Ferrante & TeicherIn a musical collaboration that spanned five decades and ended when the duo retired from the concert stage in 1989, Ferrante & Teicher recorded 150 original albums that, along with dozens of singles, sold 88 million records worldwide. In the process, they earned 22 gold and platinum records. Although we were two individuals, at the twin pianos our brains worked as one.

No one was more blessed than I to have Lou Teicher as my best friend since we met at the Juilliard School of Music at the ages of 9 and 6. Lou was certainly one of the world's most gifted pianists.
--Arthur Ferrante

Ferrante and Teicher were faculty instructors at Juilliard by day and performed standards on their twin pianos in posh Manhattan nightclubs at night for a couple of years before they made their debut as a classical two-piano team at Town Hall in New York City in 1947. They were soon touring North America and in 1952 began recording.

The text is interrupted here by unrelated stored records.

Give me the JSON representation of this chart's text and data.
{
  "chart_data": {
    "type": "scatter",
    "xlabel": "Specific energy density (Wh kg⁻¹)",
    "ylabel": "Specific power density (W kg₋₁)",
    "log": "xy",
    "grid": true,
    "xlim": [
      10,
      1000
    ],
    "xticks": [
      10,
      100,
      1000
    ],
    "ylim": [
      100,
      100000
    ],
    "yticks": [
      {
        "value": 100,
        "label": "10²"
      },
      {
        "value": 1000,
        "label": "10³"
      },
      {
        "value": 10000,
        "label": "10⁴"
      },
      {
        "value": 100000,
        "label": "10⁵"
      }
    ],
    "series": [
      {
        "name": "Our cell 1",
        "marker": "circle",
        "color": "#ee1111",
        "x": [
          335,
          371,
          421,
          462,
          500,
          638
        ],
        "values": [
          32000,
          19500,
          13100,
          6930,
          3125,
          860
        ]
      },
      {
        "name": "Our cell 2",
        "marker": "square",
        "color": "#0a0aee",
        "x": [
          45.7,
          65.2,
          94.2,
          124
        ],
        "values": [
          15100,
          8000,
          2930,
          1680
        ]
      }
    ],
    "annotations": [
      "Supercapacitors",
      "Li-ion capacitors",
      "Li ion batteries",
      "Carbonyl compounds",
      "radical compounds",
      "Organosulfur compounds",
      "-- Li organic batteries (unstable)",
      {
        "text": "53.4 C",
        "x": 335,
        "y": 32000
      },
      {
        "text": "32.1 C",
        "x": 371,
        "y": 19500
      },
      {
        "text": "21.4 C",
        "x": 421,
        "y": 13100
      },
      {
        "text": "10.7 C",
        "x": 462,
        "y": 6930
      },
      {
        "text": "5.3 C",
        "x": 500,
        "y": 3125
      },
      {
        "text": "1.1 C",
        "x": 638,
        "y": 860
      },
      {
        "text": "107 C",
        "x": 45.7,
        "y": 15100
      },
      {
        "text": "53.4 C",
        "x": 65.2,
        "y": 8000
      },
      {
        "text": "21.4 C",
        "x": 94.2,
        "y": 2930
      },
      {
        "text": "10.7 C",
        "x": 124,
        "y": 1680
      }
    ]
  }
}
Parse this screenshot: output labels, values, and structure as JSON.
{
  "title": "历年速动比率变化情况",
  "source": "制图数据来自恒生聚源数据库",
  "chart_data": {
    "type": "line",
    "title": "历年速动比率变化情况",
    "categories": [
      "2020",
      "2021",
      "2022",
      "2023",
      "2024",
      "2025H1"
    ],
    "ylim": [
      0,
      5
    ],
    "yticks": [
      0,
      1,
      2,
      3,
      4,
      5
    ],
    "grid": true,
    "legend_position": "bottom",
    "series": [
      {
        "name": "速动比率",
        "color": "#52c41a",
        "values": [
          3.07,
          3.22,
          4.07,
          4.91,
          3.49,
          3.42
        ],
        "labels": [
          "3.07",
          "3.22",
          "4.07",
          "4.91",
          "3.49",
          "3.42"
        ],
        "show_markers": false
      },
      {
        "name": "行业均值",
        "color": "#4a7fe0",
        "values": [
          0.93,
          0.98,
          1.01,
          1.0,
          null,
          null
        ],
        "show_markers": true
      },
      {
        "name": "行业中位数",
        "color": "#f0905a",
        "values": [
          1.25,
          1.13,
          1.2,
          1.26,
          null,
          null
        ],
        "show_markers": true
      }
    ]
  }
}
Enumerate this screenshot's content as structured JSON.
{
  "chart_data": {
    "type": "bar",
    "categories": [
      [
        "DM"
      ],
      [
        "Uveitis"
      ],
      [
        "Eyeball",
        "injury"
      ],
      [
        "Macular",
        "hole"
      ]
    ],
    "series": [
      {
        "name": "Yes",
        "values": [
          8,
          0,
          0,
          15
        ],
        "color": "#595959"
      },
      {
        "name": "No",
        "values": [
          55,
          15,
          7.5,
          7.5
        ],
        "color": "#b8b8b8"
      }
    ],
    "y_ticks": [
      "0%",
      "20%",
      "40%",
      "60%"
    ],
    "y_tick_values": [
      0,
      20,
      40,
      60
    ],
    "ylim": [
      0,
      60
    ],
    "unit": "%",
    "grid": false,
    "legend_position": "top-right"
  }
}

They recorded eight albums in the 1950s featuring what they termed their prepared pianos, whose sound they altered by adding various objects to the piano strings, including rubber wedges, metal chains, glass, wood and cardboard.

If that weren't innovative enough, they also would reach inside their pianos to strum and pound on the strings. “That became their gimmick to become noticed, and that got them on television in New York," Smith said. “Ernie Kovacs, Steve Allen and Dave Garroway picked them up immediately because it was avant-garde; it was weird."

Ferrante & Teicher's prepared-piano and classical albums of the 1950s were well received but no match for what came in 1960 with the duo's recording of “Theme from 'The Apartment.' “

“They told their producer/co-arranger Don Costa, 'Two pianos, it'll never sell,' “ Smith said. “Those were their famous last words."